Vor Kurzem hat Hulusi Akar behauptet, dass sieben in Gare verantwortliche Guerillakämpfer getötet worden sind. Um diese Lüge zu stützen, hat er einzeln aufgezählt, wer von den Toten für was verantwortlich gewesen sein soll. Wir haben bei den Freundinnen und Freunden in Gare nachgefragt und erfahren, dass es zwei leicht Verletzte gegeben hat. Niemand ist gefallen.

Es wird nicht nur über unsere Verluste gelogen, sondern auch über die eigenen. Sie werden gezielt verschleiert. Wenn es sich nicht vermeiden lässt, wird zaghaft irgendetwas berichtet, ohne konkret Namen, Zeitpunkt und Ort zu nennen. Zuletzt wollte sich ein Soldat im Zap der Guerilla ergeben. Er wurde von seinen eigenen Leuten erschossen, die Guerilla konnte ihn nicht schützen. Wir haben seinen Namen und seine Ausweisdokumente veröffentlicht. Er hieß Sezai Güngör und sein Vater hat gesagt, dass er benutzt worden ist. Der türkische Staat hat kein Wort dazu veröffentlicht. Es sollte allen klar sein, dass ein faschistisch geprägter Staat, der wie in Gare die eigenen Leute zusammen mit unseren Weggefährten mit Chemiewaffen ermordet, niemals die Wahrheit sagt.

Sie haben mitgeteilt, dass in Xelîfan in zeitlichem Abstand der Kontakt zu zwei Guerillagruppen abgerissen ist, diese vermutlich in einem Hinterhalt der PDK ums Leben gekommen sind und Sie von der PDK eine Erklärung erwarten. Gibt es zu diesem Thema neue Entwicklungen? Hat die PDK sich in irgendeiner Form dazu geäußert?

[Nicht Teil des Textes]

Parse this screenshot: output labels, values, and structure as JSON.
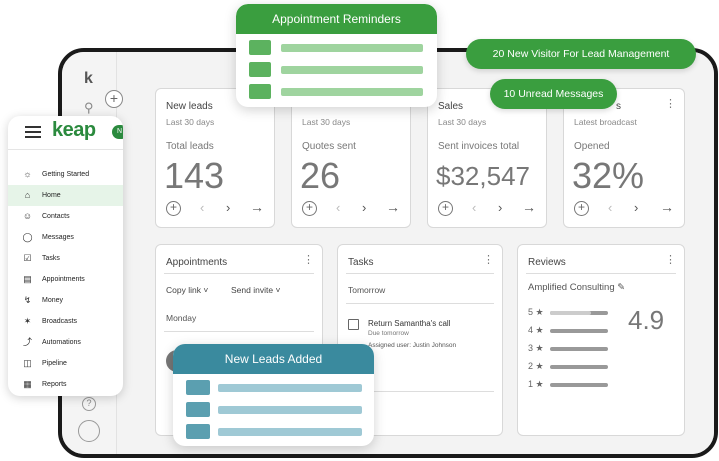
{
  "overlays": {
    "reminders_title": "Appointment Reminders",
    "visitor_pill": "20 New Visitor For Lead Management",
    "unread_pill": "10 Unread Messages",
    "new_leads_title": "New Leads Added"
  },
  "nav": {
    "brand": "keap",
    "brand_badge": "N",
    "items": [
      {
        "label": "Getting Started",
        "icon": "sun-icon"
      },
      {
        "label": "Home",
        "icon": "home-icon"
      },
      {
        "label": "Contacts",
        "icon": "person-icon"
      },
      {
        "label": "Messages",
        "icon": "chat-icon"
      },
      {
        "label": "Tasks",
        "icon": "checklist-icon"
      },
      {
        "label": "Appointments",
        "icon": "calendar-icon"
      },
      {
        "label": "Money",
        "icon": "money-icon"
      },
      {
        "label": "Broadcasts",
        "icon": "broadcast-icon"
      },
      {
        "label": "Automations",
        "icon": "automation-icon"
      },
      {
        "label": "Pipeline",
        "icon": "pipeline-icon"
      },
      {
        "label": "Reports",
        "icon": "report-icon"
      }
    ]
  },
  "cards": {
    "new_leads": {
      "title": "New leads",
      "sub": "Last 30 days",
      "label": "Total leads",
      "value": "143"
    },
    "quotes": {
      "sub": "Last 30 days",
      "label": "Quotes sent",
      "value": "26"
    },
    "sales": {
      "title": "Sales",
      "sub": "Last 30 days",
      "label": "Sent invoices total",
      "value": "$32,547"
    },
    "broadcast": {
      "title": "s",
      "sub": "Latest broadcast",
      "label": "Opened",
      "value": "32%"
    }
  },
  "appointments": {
    "title": "Appointments",
    "copy_link": "Copy link",
    "send_invite": "Send invite",
    "day": "Monday"
  },
  "tasks": {
    "title": "Tasks",
    "day": "Tomorrow",
    "task": "Return Samantha's call",
    "due": "Due tomorrow",
    "assigned": "Assigned user: Justin Johnson"
  },
  "reviews": {
    "title": "Reviews",
    "company": "Amplified Consulting",
    "score": "4.9",
    "rows": [
      {
        "label": "5 ★",
        "fill": 0.7
      },
      {
        "label": "4 ★",
        "fill": 0
      },
      {
        "label": "3 ★",
        "fill": 0
      },
      {
        "label": "2 ★",
        "fill": 0
      },
      {
        "label": "1 ★",
        "fill": 0
      }
    ]
  }
}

Beim ersten Vorfall in Xelîfan haben wir eine Erklärung von der PDK gefordert, das stimmt. Als es zu einem ähnlichen weiteren Angriff auf eine siebenköpfige Gruppe gekommen ist, haben wir die Reaktion dem kurdischen Volk überlassen. Zu diesem Thema herrscht weiterhin Stille. Uns haben keinerlei neue Informationen erreicht.

Es gibt weitere Vorfälle wie in Dinartê, die der Guerilla zugeschrieben werden, obwohl Sie das dementiert haben. Was wird mit diesen Anschuldigungen bezweckt?

Wir werden verantwortlich gemacht für Vorfälle, von denen wir nicht wissen, wo und wie sie sich zugetragen haben sollen. Diese Behauptungen entsprechen nicht der Wahrheit. Wir interpretieren das so, dass die Guerilla in bestimmte Dinge hineingezogen werden soll. Es wird versucht, die Guerilla zu belagern, ihre Bewegungsfreiheit einzuschränken, sie in Hinterhalte zu locken, zu provozieren und sie zu Gefechten zu zwingen. Das haben wir bereits öfter zur Sprache gebracht. Die Guerilla soll in eine bewaffnete Auseinandersetzung gedrängt werden. Für den türkischen Staat ist es eine grundlegende Strategie, Kurden gegen Kurden auszuspielen. Vermutlich handelt es sich bei diesen haltlosen Meldungen um den Versuch, einen bewaffneten Konflikt mit der Guerilla zu legitimieren.